Not many places were open, but eventually we found a Mos Burger restaurant and tucked into their sloppy, spilly burgers. My friend had sunk into a funk. He didn’t want to show me this! Why would I want to see this part of Japan? Didn’t I want to visit Takeda Castle (known as the Japanese Machu-Picchu) instead? Or maybe somewhere beautiful on the Sea of Japan coast? Not Nishiwaki surely? And as I looked out of the window at a sun-bleached second-hand bookstore and one hundred yen shop on a grey winter’s day, I could see his point. But I wanted to see real, rural Japan. Not a tourist resort. After three continuous days of walking, my enthusiasm for this journey across the middle of Japan was beginning to wane too. It was time to take a rest, I would return to the Japan Standard Time line during the Golden Week holidays.
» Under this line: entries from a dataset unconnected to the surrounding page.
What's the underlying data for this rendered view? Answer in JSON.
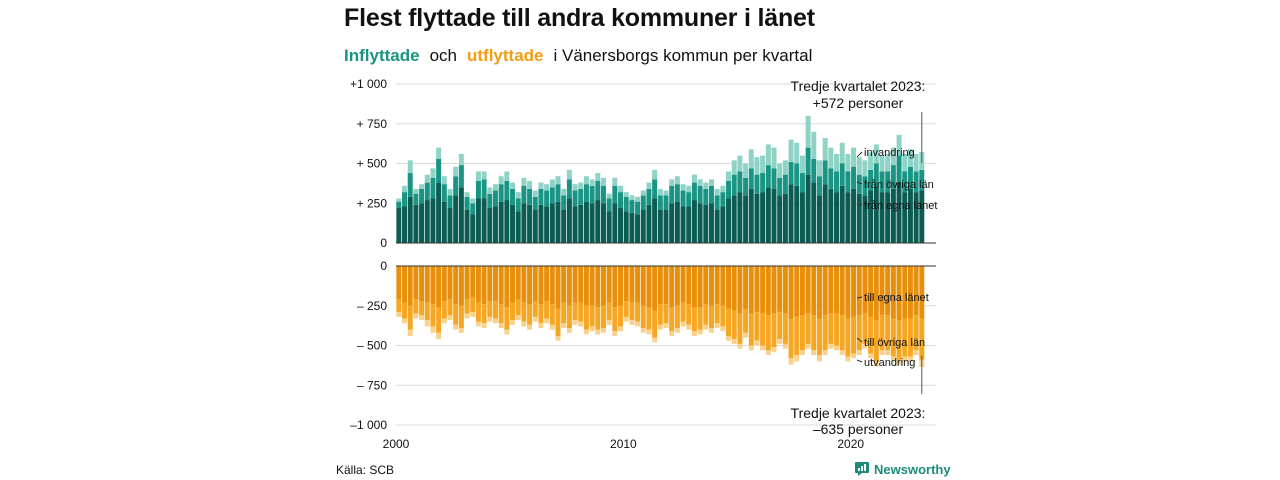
{
  "title": "Flest flyttade till andra kommuner i länet",
  "subtitle": {
    "part1": "Inflyttade",
    "part2": "och",
    "part3": "utflyttade",
    "part4": "i Vänersborgs  kommun  per  kvartal"
  },
  "source": "Källa: SCB",
  "brand": "Newsworthy",
  "colors": {
    "in_dark": "#0b5c52",
    "in_mid": "#1a9484",
    "in_light": "#8fd3c7",
    "out_dark": "#e8900c",
    "out_mid": "#f5a623",
    "out_light": "#f9d18a"
  },
  "chart_data": {
    "type": "bar",
    "stacked": true,
    "xlim": [
      2000,
      2023.75
    ],
    "x_ticks": [
      "2000",
      "2010",
      "2020"
    ],
    "y_ticks_top": [
      "+1 000",
      "+ 750",
      "+ 500",
      "+ 250",
      "0"
    ],
    "y_ticks_bottom": [
      "0",
      "– 250",
      "– 500",
      "– 750",
      "–1 000"
    ],
    "ylim_top": [
      0,
      1000
    ],
    "ylim_bottom": [
      -1000,
      0
    ],
    "grid": true,
    "series_labels_in": [
      "invandring",
      "från övriga län",
      "från egna länet"
    ],
    "series_labels_out": [
      "till egna länet",
      "till övriga län",
      "utvandring"
    ],
    "annotation_top": [
      "Tredje kvartalet 2023:",
      "+572 personer"
    ],
    "annotation_bottom": [
      "Tredje kvartalet 2023:",
      "–635 personer"
    ],
    "start_quarter": "2000 Q1",
    "inflow": {
      "totals": [
        280,
        360,
        520,
        340,
        370,
        430,
        470,
        600,
        420,
        340,
        480,
        560,
        320,
        280,
        450,
        450,
        350,
        370,
        420,
        450,
        380,
        320,
        410,
        390,
        330,
        380,
        370,
        400,
        420,
        340,
        460,
        370,
        380,
        420,
        400,
        440,
        410,
        310,
        410,
        360,
        320,
        300,
        290,
        330,
        380,
        460,
        340,
        330,
        400,
        420,
        370,
        360,
        430,
        400,
        380,
        400,
        340,
        360,
        450,
        520,
        550,
        500,
        590,
        540,
        550,
        620,
        600,
        500,
        520,
        650,
        630,
        550,
        800,
        700,
        520,
        660,
        600,
        560,
        630,
        560,
        600,
        540,
        520,
        570,
        620,
        550,
        560,
        600,
        680,
        560,
        590,
        560,
        572
      ],
      "own_county": [
        220,
        230,
        290,
        240,
        250,
        270,
        280,
        380,
        260,
        220,
        300,
        350,
        210,
        180,
        280,
        280,
        220,
        230,
        260,
        270,
        240,
        200,
        250,
        240,
        210,
        240,
        230,
        250,
        260,
        210,
        280,
        230,
        240,
        260,
        250,
        270,
        250,
        200,
        250,
        220,
        200,
        190,
        180,
        210,
        240,
        280,
        210,
        210,
        250,
        260,
        230,
        230,
        270,
        250,
        240,
        250,
        210,
        230,
        280,
        300,
        320,
        300,
        340,
        310,
        320,
        350,
        340,
        300,
        310,
        370,
        360,
        320,
        430,
        380,
        300,
        370,
        340,
        320,
        360,
        320,
        340,
        310,
        300,
        330,
        350,
        320,
        320,
        340,
        380,
        320,
        340,
        320,
        330
      ],
      "other_counties": [
        40,
        90,
        150,
        70,
        90,
        110,
        130,
        150,
        110,
        80,
        120,
        140,
        80,
        70,
        110,
        120,
        90,
        100,
        110,
        120,
        100,
        80,
        110,
        100,
        80,
        100,
        100,
        100,
        110,
        90,
        120,
        100,
        100,
        110,
        110,
        120,
        110,
        80,
        110,
        100,
        90,
        80,
        80,
        90,
        100,
        120,
        90,
        90,
        110,
        110,
        100,
        90,
        110,
        110,
        100,
        110,
        90,
        90,
        110,
        130,
        130,
        110,
        130,
        120,
        120,
        140,
        130,
        110,
        120,
        140,
        140,
        120,
        170,
        150,
        120,
        150,
        130,
        130,
        140,
        130,
        140,
        120,
        120,
        130,
        150,
        130,
        130,
        150,
        170,
        130,
        140,
        130,
        130
      ]
    },
    "outflow": {
      "totals": [
        320,
        360,
        440,
        330,
        340,
        380,
        420,
        460,
        360,
        340,
        400,
        420,
        330,
        320,
        380,
        390,
        350,
        360,
        390,
        430,
        370,
        340,
        380,
        400,
        350,
        390,
        360,
        400,
        470,
        390,
        420,
        370,
        380,
        430,
        410,
        430,
        420,
        370,
        440,
        410,
        350,
        370,
        380,
        420,
        430,
        480,
        400,
        390,
        440,
        420,
        380,
        400,
        440,
        430,
        400,
        420,
        390,
        410,
        470,
        490,
        520,
        450,
        530,
        500,
        530,
        560,
        540,
        490,
        520,
        620,
        600,
        560,
        520,
        560,
        600,
        560,
        520,
        530,
        560,
        600,
        580,
        560,
        520,
        580,
        630,
        560,
        560,
        600,
        620,
        600,
        600,
        560,
        635
      ],
      "own_county": [
        210,
        230,
        250,
        210,
        220,
        230,
        240,
        260,
        220,
        210,
        240,
        250,
        210,
        200,
        230,
        240,
        220,
        220,
        240,
        260,
        230,
        210,
        230,
        240,
        220,
        240,
        220,
        240,
        270,
        230,
        250,
        230,
        230,
        250,
        250,
        260,
        250,
        230,
        260,
        250,
        220,
        230,
        230,
        250,
        260,
        280,
        240,
        240,
        260,
        250,
        230,
        240,
        260,
        260,
        240,
        250,
        240,
        250,
        270,
        280,
        300,
        270,
        300,
        290,
        300,
        310,
        300,
        290,
        300,
        330,
        320,
        310,
        300,
        310,
        330,
        310,
        300,
        300,
        310,
        330,
        320,
        310,
        300,
        320,
        340,
        310,
        310,
        330,
        340,
        330,
        330,
        310,
        330
      ],
      "other_counties": [
        80,
        100,
        150,
        90,
        90,
        110,
        140,
        160,
        110,
        100,
        130,
        140,
        90,
        90,
        120,
        120,
        100,
        110,
        120,
        140,
        110,
        100,
        120,
        130,
        100,
        120,
        110,
        130,
        170,
        130,
        140,
        110,
        120,
        150,
        130,
        140,
        140,
        110,
        150,
        130,
        100,
        110,
        120,
        140,
        140,
        170,
        130,
        120,
        150,
        140,
        120,
        130,
        150,
        140,
        130,
        140,
        120,
        130,
        170,
        180,
        190,
        150,
        200,
        180,
        200,
        220,
        210,
        170,
        190,
        250,
        240,
        220,
        190,
        220,
        230,
        220,
        190,
        200,
        220,
        240,
        230,
        220,
        190,
        230,
        260,
        220,
        220,
        240,
        250,
        240,
        240,
        220,
        260
      ]
    }
  }
}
The Chinese character 脇 (waki) does have one meaning that roughly translates as armpit or under the arm. So, Nishiwaki could be literally translated as “western armpit”, which would fit with my friend’s feelings about the place. Its more likely meaning in the context of a place name is as a branch or subsidiary. Possibly it refers to a branch road or a western tributary of the Kakogawa river.
Quote of the week: "We found a Mos Burger restaurant and tucked into their sloppy, spilly burgers."
How true! Though I'm sure MOS is not going to adopt that phrase as their new slogan anytime soon.
I like those burgers but boy, are they hard to bite into. I always end up making a mess.
Also, how fitting that you ate at MOS while in the middle of a walk where - I quote again - you wanted to see real, rural Japan. After all, MOS means Mountain Ocean Sun.